The Mistake
We launched at $9/month because it felt accessible. We thought low price = more customers = more growth. The opposite happened.
At $9/month we attracted customers who:
- Needed a lot of support for every tiny feature
- Churned the moment they hit a limitation
- Asked us to add features we didn't want to build
- Complained constantly about value
Six months in, we had 200 customers paying $9. That's $1,800 MRR with a churn rate of 18% monthly. We were running backwards.

The Experiment
We raised the price to $29/month for all new customers.

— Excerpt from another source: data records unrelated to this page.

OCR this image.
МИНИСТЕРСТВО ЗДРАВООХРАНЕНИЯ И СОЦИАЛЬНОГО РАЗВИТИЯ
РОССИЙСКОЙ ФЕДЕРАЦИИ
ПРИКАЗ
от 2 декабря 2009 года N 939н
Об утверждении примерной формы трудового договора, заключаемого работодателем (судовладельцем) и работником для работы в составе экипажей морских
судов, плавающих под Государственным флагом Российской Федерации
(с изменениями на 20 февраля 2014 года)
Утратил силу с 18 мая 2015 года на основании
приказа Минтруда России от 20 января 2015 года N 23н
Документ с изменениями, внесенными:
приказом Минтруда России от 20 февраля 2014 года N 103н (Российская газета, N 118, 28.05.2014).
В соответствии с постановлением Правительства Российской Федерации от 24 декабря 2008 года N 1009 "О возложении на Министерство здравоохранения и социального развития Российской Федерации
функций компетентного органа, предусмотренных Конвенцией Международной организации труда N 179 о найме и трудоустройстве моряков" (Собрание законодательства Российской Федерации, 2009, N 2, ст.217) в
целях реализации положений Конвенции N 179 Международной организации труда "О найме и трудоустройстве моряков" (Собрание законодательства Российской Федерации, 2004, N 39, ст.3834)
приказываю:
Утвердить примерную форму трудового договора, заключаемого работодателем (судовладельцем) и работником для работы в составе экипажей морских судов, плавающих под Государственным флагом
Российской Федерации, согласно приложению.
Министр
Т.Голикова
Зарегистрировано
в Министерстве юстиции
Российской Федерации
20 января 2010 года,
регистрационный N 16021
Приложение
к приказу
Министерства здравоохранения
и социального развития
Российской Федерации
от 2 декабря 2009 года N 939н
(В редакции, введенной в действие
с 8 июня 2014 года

Kept existing customers at $9.
First month at $29: Signups dropped 40%. We panicked.
Revenue went up 60%. The customers who signed up at $29:
- Asked better questions
- Needed less support
- Stayed longer
- Gave better feedback
What Actually Happened to Churn
At $9: 18% monthly churn (customers don't think twice about cancelling — it costs less than a meal)
At $29: 6% monthly churn (people actually try to get value before leaving)
The Pricing Principle We Learned
Price communicates positioning. $9 says "cheap tool." $29 says "I should use this properly." Your price shapes how customers treat your product.
The right question is not "what can I charge without losing customers?" It is "what price attracts customers who will actually succeed with my product?"
What We'd Do Differently
Start at $49. Not $9. Not $29. $49. Then offer a 14-day free trial instead of a free tier. Free tiers attract non-buyers. Trials convert real buyers who need a deadline.